Où sont passés les « Shoes-makers » ghanéens ?

ShoeMakerDepuis quelques mois, ils se font rares dans les rues de Lomé. Point de claquements de bois matinal ni d’accent ghanéen parmi les cordonniers ambulants dans les ruelles de la capitale. A la place de nouveaux acteurs sont entrés en selle pour combler le vide laissé par leur départ.

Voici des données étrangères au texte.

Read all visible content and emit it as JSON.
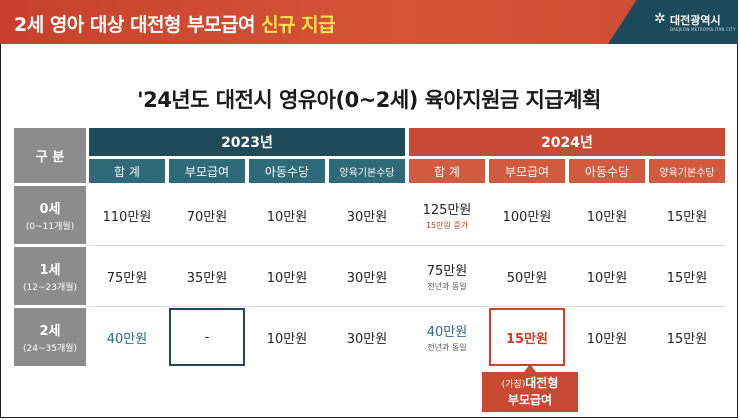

Les « Shoes-makers » (cordonniers mobiles) ghanéens sont avec les « Médjida » (marchands de broutilles) nigériens, les deux faces d’Epinal du commerce à la sauvette et des services de proximité à Lomé. Ces cordonniers mobiles font partie intégrante du paysage et de la scénographie du quotidien dans la capitale depuis des décennies. Majoritairement ghanéens, ils viennent chercher bonne fortune dans la capitale (Lomé la belle) du pays qu’on présentait jadis comme la Suisse de l’Afrique. Les nostalgiques se souviennent encore ces années bonheurs, dans le Lomé des années 70 où l’argent du phosphate coulait à flot.

De cette époque à ce début de millénaires, les shoes-makers ont écumé quotidiennement les ruelles de Kodjoviakopé, Nyekonakpoè, Tokoin et Bè. Moyennant les précieuses pièces de franc CFA, ils faisaient du rafistolage, du cirage et du rapiéçage de chaussures un métier. Mieux un art avec un savoir-faire remarquable. Métier grâce auquel ils parvenaient à joindre les deux bouts avec des fils et des aiguilles.

Du Togo comme de la Suisse de l’Afrique, ça n’a pas duré bien longtemps. Au tournant des années 90, le Togo a connu une crise politico-économique profonde qui a érodée progressivement le pouvoir d’achat des Togolais et durablement tendue la situation politique. Une démocratie balbutiante se met en place sapée aujourd’hui encore par les jets de pavés d’un côté et les coups de boulets de l’autre. Par contre le Ghana a fait des pas de géant dans le sens opposé ! Il est passé de sa situation d’instabilité politique chronique à modèle de démocratie et de bonne gouvernance de la zone CEDEAO. L’ancienne Côte de l’or produit désormais des barils de brut, de quoi retenir sa jeunesse qui espère ainsi prendre sa part du gâteau pétrolier. Le boom pétrolier annoncé a certainement achevé de convaincre les derniers irréductibles que la cordonnerie ambulante dans la capitale voisine n’est plus rentable. L’économie ghanéenne affiche une sérénité déconcertante et l’inflation est contenue. Ironie de l’histoire, le Franc CFA a perdu des plumes face à un Cédis qui ne cesse de prendre du poil de la bête. La confirmation sans doute pour ceux qui en douterait encore que l’Afrique va à deux vitesses (politique et économique). Ces jeunes des quartiers défavorisés d’Accra et de Kumasi qu’on appelle affectueusement shoes-makers espèrent dorénavant trouver leur place dans un Ghana où le pétrole commence à couler à la pompe.

Les shoes-makers ghanéens se font rares comme des ours polaires. Quid des anciens Shoes-makers ? De fils en aiguilles, il est confirmé que les générations successives de cordonniers ghanéens auraient quasiment tous immigrés en Grande Bretagne ou ailleurs en Occident. En fait, expliquent-ils ce ne sont pas des « cordonniers de passion mais de raison » qui viennent écumés les rues de Lomé pour remplir leurs tirelires afin de réaliser leurs projets d’immigration. Cette business attitude des ghanéens contraste nettement avec le penchant bureaucratique des togolais qui à l’image de leurs ex-colons français préfèrent les beaux costumes aux blouses de services. Généralement, le sens de la débrouille reste la marque de déposée des africains anglophones. Par ailleurs, le métier de cordonnier ambulant n’est pas valorisant aux yeux des Togolais, donc n’attire pas beaucoup les jeunes. Mais reste néanmoins une niche inexploitée, pourvoyeuse d’emplois dont seuls les étrangers tirent profit à Lomé.

La nature comme la rue ayant horreur du vide. De jeunes nigériens ont remplacé à pieds levés les ghanéens. Pour le moment, leurs prestations laissent à désirer, mais l’expérience vient avec la pratique dit-on. Que les loméens ne s’étonnent pas voir de plus en plus de médjida embrasser la carrière de shoes-makers.